Konsekuensi logis pembatasan kegiatan masyarakat, pemerintah wajib melaksanakan upaya preventif (pencegahan), kuratif (pengobatan), dan promotif (perbaikan) kesehatan. Serta wajib pula menggelontor bantuan sosial (Bansos) terdampak pandemi. APBN tahun 2021 telah mempagu anggaran khusus belanja vaksin sebesar Rp 74 trilyun. Naik sebesar 26,48% dibanding tahun 2020, karena sasaran vaksin bertambah (menyasar anak usia 12-17 tahun, dan dosis ketiga).

Begitu pula impor belanja obat, vitamin, dan alat kesehatan (ringan) selama semester I (Januari-Juni) dari China, mencapai US$ 810,7 juta (dengan kurs setara Rp 11,6 trilyun, dengan kurs Rp 14.300). Pencegahan, dan pengobatan menjadi kewajiban pemerintah. Secara lex specialist, tertuang dalam UU Nomor 36 tahun 2009 tentang Kesehatan. Pada pasal 153, dinyatakan, “Pemerintah menjamin ketersediaan bahan imunisasi yang aman, bermutu, efektif, terjangkau, dan merata … untuk pengendalian penyakit menular ….”

Jaminan ketahanan kesehatan juga diamanatkan konstitusi, tercantum dalam UUD pasal 28H ayat (1). Begitu pula Bansos, sebagai mandatory berdasar UU Nomor 24 tahun 2007 tentang Penanggulangan Bencana. Tercantum dalam pasal 26 tentang bantuan pemenuhan kebutuhan dasar.

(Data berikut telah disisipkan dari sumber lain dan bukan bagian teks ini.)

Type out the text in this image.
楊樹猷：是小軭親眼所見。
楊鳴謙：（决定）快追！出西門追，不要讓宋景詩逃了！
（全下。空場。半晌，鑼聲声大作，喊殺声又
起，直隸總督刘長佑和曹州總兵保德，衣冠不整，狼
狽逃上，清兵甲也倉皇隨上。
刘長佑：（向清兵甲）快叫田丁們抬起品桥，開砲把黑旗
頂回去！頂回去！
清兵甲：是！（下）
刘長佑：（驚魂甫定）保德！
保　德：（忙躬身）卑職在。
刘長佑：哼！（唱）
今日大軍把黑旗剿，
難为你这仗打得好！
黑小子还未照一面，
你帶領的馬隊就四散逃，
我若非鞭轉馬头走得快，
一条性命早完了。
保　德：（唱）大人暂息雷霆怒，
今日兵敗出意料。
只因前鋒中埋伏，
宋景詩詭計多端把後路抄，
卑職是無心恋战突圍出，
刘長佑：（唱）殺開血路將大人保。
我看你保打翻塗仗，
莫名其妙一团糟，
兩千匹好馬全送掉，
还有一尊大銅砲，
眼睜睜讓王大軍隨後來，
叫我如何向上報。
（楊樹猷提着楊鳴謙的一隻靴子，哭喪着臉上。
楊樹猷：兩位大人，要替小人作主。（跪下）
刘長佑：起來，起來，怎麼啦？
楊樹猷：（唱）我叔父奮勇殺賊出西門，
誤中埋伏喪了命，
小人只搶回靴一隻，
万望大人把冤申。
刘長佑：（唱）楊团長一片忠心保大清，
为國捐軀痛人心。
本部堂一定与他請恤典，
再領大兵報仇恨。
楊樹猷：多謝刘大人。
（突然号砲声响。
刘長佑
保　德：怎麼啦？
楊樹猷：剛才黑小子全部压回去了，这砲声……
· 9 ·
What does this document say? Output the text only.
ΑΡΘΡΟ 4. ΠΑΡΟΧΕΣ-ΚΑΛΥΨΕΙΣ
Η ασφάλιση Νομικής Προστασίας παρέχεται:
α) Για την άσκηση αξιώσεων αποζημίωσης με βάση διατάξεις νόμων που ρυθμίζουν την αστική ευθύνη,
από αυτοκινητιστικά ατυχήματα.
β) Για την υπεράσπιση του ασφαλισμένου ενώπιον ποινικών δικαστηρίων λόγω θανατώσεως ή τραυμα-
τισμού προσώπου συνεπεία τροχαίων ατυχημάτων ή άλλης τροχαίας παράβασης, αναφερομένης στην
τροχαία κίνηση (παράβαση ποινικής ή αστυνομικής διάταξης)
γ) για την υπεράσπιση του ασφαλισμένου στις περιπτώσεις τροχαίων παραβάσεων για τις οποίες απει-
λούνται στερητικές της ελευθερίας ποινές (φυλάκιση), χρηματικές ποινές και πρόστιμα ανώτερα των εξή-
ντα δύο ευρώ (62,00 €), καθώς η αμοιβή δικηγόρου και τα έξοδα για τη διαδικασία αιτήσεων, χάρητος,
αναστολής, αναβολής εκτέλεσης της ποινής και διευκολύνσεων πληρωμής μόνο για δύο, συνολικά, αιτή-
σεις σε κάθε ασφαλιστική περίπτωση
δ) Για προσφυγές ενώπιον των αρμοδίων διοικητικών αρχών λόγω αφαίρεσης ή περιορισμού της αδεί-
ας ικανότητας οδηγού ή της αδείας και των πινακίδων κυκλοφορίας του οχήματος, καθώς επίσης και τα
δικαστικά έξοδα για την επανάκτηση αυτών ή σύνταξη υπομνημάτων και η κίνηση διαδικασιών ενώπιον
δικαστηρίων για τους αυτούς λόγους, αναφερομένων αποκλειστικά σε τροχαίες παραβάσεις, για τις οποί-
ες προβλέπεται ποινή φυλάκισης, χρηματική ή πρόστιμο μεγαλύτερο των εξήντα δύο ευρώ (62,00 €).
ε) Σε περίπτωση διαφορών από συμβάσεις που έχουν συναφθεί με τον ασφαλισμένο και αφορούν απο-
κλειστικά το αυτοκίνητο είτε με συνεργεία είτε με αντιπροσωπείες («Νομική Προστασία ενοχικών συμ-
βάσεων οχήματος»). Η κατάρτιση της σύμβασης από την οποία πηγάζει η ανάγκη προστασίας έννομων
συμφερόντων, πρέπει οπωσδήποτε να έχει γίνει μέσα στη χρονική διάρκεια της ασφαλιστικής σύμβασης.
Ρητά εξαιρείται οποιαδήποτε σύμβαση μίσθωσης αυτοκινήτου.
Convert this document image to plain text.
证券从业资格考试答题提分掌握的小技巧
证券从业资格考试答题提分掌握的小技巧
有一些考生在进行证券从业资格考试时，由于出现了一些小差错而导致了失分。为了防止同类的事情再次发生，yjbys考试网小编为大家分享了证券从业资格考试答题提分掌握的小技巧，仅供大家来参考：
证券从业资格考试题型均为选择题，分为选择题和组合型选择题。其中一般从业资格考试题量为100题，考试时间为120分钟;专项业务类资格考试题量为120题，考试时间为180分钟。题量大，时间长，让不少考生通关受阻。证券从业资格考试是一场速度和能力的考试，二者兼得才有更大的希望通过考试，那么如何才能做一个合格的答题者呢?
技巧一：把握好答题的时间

Berdasar pasal 48 huruf d, pemenuhan kebutuhan dasar merupakan prosedur tetap penyelenggaraan penanggulangan bencana. Ironisnya Bansos hingga kini masih memerlukan validasi massif, karena masih banyak rakyat luput dari catatan sebagai penerima perlindungan sosial.

Assesmen level ke-darurat-an berdasar guideline WHO patut dicermati lebih seksama. Pemerintah perlu membangun komunikasi ke-pandemi-an yang lebih ramah. Terutama penurunan level ke-darurat-an, yang lebih jujur. bisa mencegah kegelisahan (dan kegaduhan) sosial akibat terkungkung PPKM level yang diperberat. Penurunan level PPKM sekaligus sebagai apresiasi, bukti sukses kinerja tenaga kesehatan.